A maioria está em Natal e Parelhas, que contam com 12 candidaturas cada. Parnamirim (7), Acari (6), São Gonçalo do Amarante (6), Mossoró (5) e Nísia Floresta (5) são outras cidades que registram candidatos nesta situação.
Rhalessa de Clênio (PTB), que disputa a reeleição para a Câmara Municipal de Parnamirim, é a candidata que doou o valor de maior diferença em comparação com o patrimônio declarado no estado. Ela informou ter colocado R$ 21 mil na própria campanha.
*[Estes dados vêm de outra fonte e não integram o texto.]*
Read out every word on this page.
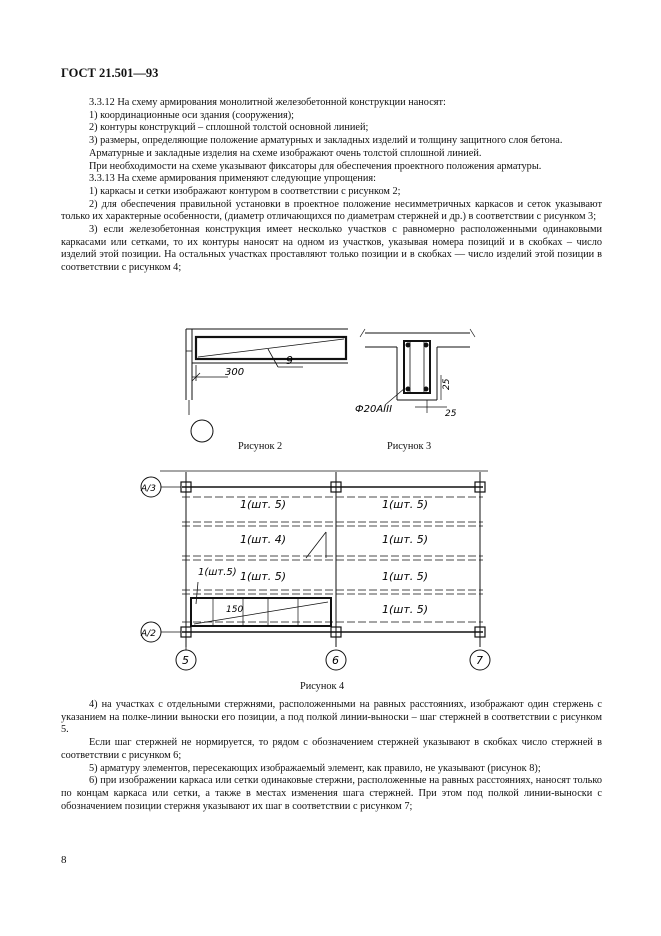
ГОСТ 21.501—93

3.3.12 На схему армирования монолитной железобетонной конструкции наносят:

1) координационные оси здания (сооружения);

2) контуры конструкций – сплошной толстой основной линией;

3) размеры, определяющие положение арматурных и закладных изделий и толщину защитного слоя бетона.

Арматурные и закладные изделия на схеме изображают очень толстой сплошной линией.

При необходимости на схеме указывают фиксаторы для обеспечения проектного положения арматуры.

3.3.13 На схеме армирования применяют следующие упрощения:

1) каркасы и сетки изображают контуром в соответствии с рисунком 2;

2) для обеспечения правильной установки в проектное положение несимметричных каркасов и сеток указывают только их характерные особенности, (диаметр отличающихся по диаметрам стержней и др.) в соответствии с рисунком 3;

3) если железобетонная конструкция имеет несколько участков с равномерно расположенными одинаковыми каркасами или сетками, то их контуры наносят на одном из участков, указывая номера позиций и в скобках – число изделий этой позиции. На остальных участках проставляют только позиции и в скобках — число изделий этой позиции в соответствии с рисунком 4;

300
9
Рисунок 2
25
25
Ф20АIII
Рисунок 3
A/3
A/2
5	6	7
1(шт. 5)
1(шт. 4)
1(шт. 5)
1(шт. 5)
1(шт. 5)
1(шт. 5)
1(шт. 5)
1(шт.5)
150
Рисунок 4

4) на участках с отдельными стержнями, расположенными на равных расстояниях, изображают один стержень с указанием на полке-линии выноски его позиции, а под полкой линии-выноски – шаг стержней в соответствии с рисунком 5.

Если шаг стержней не нормируется, то рядом с обозначением стержней указывают в скобках число стержней в соответствии с рисунком 6;

5) арматуру элементов, пересекающих изображаемый элемент, как правило, не указывают (рисунок 8);

6) при изображении каркаса или сетки одинаковые стержни, расположенные на равных расстояниях, наносят только по концам каркаса или сетки, а также в местах изменения шага стержней. При этом под полкой линии-выноски с обозначением позиции стержня указывают их шаг в соответствии с рисунком 7;

8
Ao TSE, porém, ela declarou não ter qualquer patrimônio.
Em nota, a advogada de Rhalessa afirma que “a candidata não possui bens, sendo esta a mais pura e límpida verdade”. O texto diz ainda que o valor da doação é compatível com os rendimentos da vereadora. “Por fim, vale ressaltar que a doação é lícita e totalmente regulamentada pelas normas eleitorais.”
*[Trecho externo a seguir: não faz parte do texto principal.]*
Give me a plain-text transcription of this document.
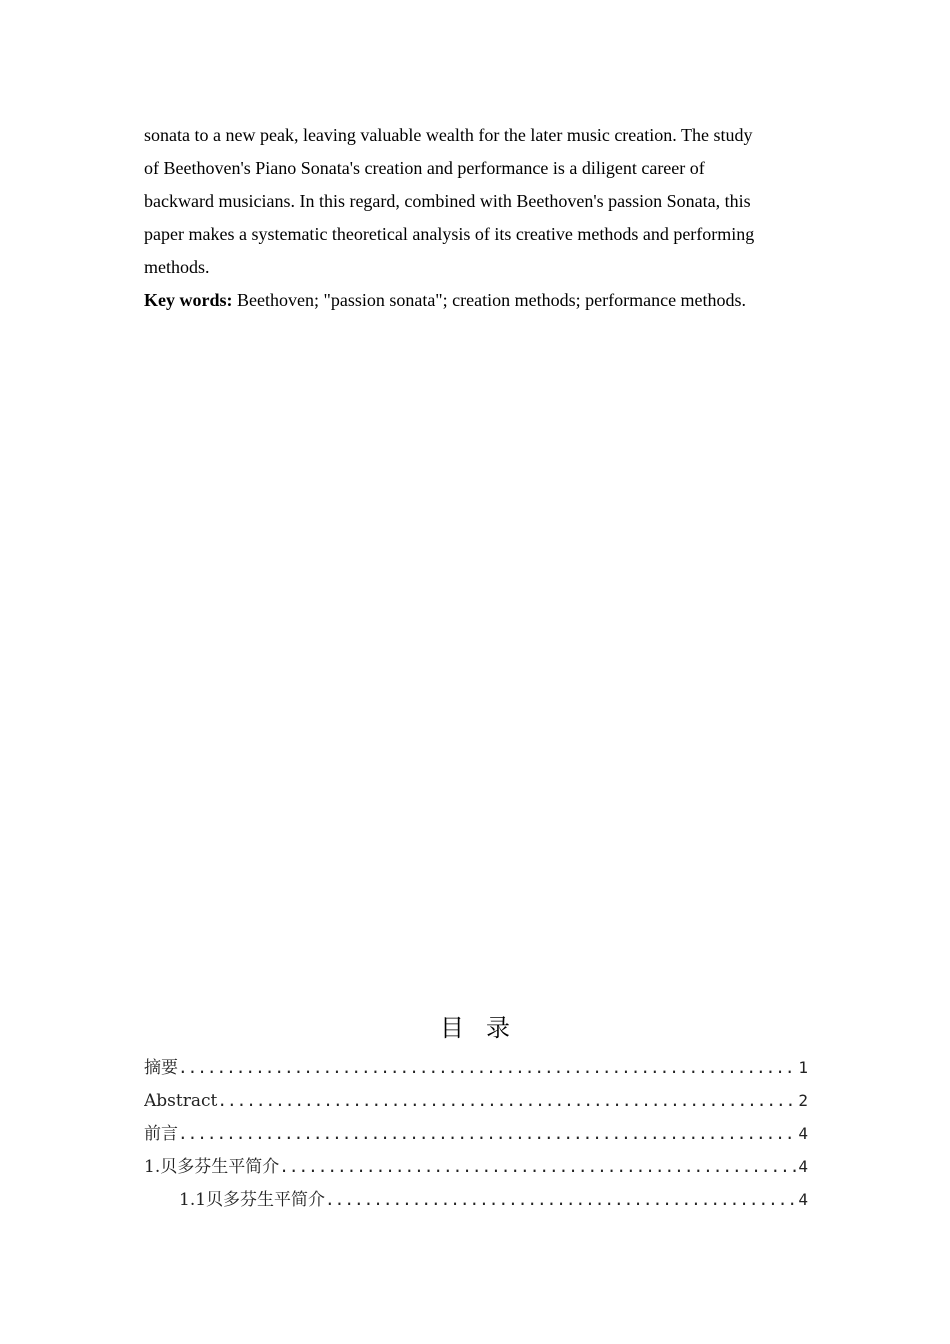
sonata to a new peak, leaving valuable wealth for the later music creation. The study

of Beethoven's Piano Sonata's creation and performance is a diligent career of

backward musicians. In this regard, combined with Beethoven's passion Sonata, this

paper makes a systematic theoretical analysis of its creative methods and performing

methods.

Key words: Beethoven; "passion sonata"; creation methods; performance methods.

目录
摘要 .....	1
Abstract .....	2
前言 .....	4
1.贝多芬生平简介 .....	4
1.1贝多芬生平简介 .....	4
Entre as 136 candidaturas nesta condição, 133 são de candidatos a vereador e três são de candidatos a prefeito: nos municípios de Galinhos, Passagem e Porto do Mangue.
Especialistas lembram que as doações não são consideradas ilegais, mas levantam indícios de irregularidades nas declarações de patrimônio dos candidatos.
A professora da PUC Minas Virtual e assessora jurídica no TSE Lara Ferreira lembra ainda que a resolução 23.609 de 2019 do TSE exige dos candidatos uma “relação atual de bens” – ou seja, a relação de bens existentes no momento do registro de candidaturas.
“A rigor, se ela tem dinheiro na poupança ou em investimentos, ela deveria ter relacionado esses recursos financeiros também no momento do registro de candidatura”, diz a professora. Ela lembra, porém, que o candidato pode “ter tido uma compreensão inadequada da norma” ou pode ter feito um empréstimo para colocar dinheiro na própria campanha, e que não necessariamente se trata de algo ilícito.
“Mas será um elemento que, com certeza, chamará a atenção na prestação de contas e que levantará questionamentos por parte da Justiça Eleitoral”, destaca.
O cientista político Bruno Schaefer, pesquisador da Universidade Federal do Rio Grande do Sul (UFRGS), afirma ainda que o patrimônio desses candidatos pode estar no nome da esposa ou do marido. Outra hipótese é que o candidato não tenha declarado todos os bens ou pode ter declarado o bem com valor abaixo da realidade.
“A declaração de bens é uma autodeclaração, não tem o mesmo rigor da declaração do Imposto de Renda, que também é uma autodeclaração. Mas a Receita tem um sistema muito mais eficiente de fiscalização. Até agora não existe um cruzamento entre Receita e o TSE. Por exemplo, esse candidato pode declarar que tem patrimônio de R$ 6 mil, mas a gente não sabe quanto ele declarou para a Receita, porque o dado da Receita é sigiloso”, diz.